Quels que soient les cursus suivis par les étudiants et les apprentis du CHR, les restaurants d'application sont une étape clé pour les futurs serveurs et cuisiniers. Ils leur permettent, indépendamment des stages, de se frotter à la réalité des services. Dans cet exercice, le personnel encadrant joue un rôle majeur et fait office de chef d'orchestre.
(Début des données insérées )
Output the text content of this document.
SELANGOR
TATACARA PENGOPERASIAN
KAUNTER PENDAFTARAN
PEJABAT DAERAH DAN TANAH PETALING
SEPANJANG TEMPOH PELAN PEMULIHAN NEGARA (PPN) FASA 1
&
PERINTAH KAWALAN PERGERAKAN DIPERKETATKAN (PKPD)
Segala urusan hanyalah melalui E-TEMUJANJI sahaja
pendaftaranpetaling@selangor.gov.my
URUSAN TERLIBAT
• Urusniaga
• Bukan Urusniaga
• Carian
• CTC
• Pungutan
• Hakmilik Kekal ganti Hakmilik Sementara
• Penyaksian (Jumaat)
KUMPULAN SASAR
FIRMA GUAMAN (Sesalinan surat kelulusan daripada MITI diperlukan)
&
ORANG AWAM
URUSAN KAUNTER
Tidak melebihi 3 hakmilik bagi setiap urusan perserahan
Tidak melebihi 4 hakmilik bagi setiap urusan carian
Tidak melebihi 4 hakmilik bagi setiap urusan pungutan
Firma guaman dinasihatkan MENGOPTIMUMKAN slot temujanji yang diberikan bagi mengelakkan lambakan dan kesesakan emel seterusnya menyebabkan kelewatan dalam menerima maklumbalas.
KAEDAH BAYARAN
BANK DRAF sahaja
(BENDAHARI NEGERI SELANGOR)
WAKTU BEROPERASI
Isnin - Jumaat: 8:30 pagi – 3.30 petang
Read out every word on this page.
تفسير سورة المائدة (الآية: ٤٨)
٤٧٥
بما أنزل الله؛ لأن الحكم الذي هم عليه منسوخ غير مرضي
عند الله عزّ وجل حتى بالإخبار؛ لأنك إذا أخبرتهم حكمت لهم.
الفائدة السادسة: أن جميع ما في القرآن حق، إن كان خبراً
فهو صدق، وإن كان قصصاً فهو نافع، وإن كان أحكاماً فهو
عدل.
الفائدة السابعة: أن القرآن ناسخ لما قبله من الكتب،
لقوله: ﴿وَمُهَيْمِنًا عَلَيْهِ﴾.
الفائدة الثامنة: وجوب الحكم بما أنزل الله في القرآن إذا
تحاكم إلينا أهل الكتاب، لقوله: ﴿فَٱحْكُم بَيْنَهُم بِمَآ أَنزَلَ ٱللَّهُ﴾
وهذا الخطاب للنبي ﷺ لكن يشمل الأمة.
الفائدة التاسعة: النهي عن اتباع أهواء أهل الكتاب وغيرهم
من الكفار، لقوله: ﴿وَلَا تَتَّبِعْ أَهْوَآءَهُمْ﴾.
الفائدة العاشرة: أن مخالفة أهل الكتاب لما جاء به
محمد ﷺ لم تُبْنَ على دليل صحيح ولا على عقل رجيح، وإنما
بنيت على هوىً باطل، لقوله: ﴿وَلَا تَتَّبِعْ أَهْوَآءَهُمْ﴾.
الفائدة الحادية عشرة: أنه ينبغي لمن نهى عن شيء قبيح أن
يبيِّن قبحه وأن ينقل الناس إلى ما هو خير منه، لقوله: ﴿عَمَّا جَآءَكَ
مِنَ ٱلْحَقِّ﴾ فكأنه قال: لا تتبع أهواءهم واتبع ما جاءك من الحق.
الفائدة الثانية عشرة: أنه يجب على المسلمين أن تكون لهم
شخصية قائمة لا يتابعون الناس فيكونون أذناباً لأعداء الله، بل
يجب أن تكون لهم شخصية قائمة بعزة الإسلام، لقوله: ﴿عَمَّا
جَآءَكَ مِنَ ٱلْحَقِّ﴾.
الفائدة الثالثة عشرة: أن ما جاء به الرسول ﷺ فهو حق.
« Jeunes gens, nous ouvrons dans dix minutes », lance Dominique Houé, professeur d'arts de la table à l'école Ferrandi de Paris, à une dizaine d'élèves se préparant minutieusement au service qui s'annonce. Ce jour-là, le restaurant d'application Le 28, qui accueille les élèves de bachelor, se prépare à recevoir une quarantaine de clients. « Aujourd'hui, nous avons limité le service à 45 couverts car les étudiants reviennent de stage et nous avons besoin d'un certain confort en termes de pédagogie. La semaine prochaine nous repasserons à 55 convives », explique Dominique Houé. Quelques étages en dessous, le restaurant d'application Le 1er, où évoluent notamment des CAP, bac pro et BTS, s'apprête également à engager les hostilités. Dans les deux cas, la démarche est similaire. « Le restaurant pédagogique n'est pas essentiel, il est vital. La cuisine a besoin de produire. Entre réaliser des travaux pratiques dirigés et produire pour un service, c'est un exercice très différent. Pour le second, il y a de la pression et un résultat à obtenir en assiette… Savoir dresser une table et déboucher une bouteille c'est bien, mais être en face de clients c'est mieux car une action commerciale différente se met en place », assure le professeur de l'école Ferrandi. Que ce soient pour des bachelors plus aguerris ou pour des jeunes en CAP, le restaurant d'application revêt la même fonction : celle de préparer au mieux les futurs professionnels au monde de l'entreprise. Un point de vue que partage Dominique Mota, responsable des formations professionnelles au CFA Médéric, une école hôtelière située dans le 17e arrondissement de la capitale : « C'est un laboratoire nécessaire pour les élèves. Dans l'apprentissage, on inculque aux jeunes d'avoir les mêmes réflexes à l'école que dans un établissement traditionnel. C'est-à-dire qu'ils doivent être aussi performants au CFA qu'en entreprise. En salle, cela passe par exemple par la tenue, l'approche du client, etc. Nos élèves ont accès à l'addition, à la facturation et au rendu de la monnaie.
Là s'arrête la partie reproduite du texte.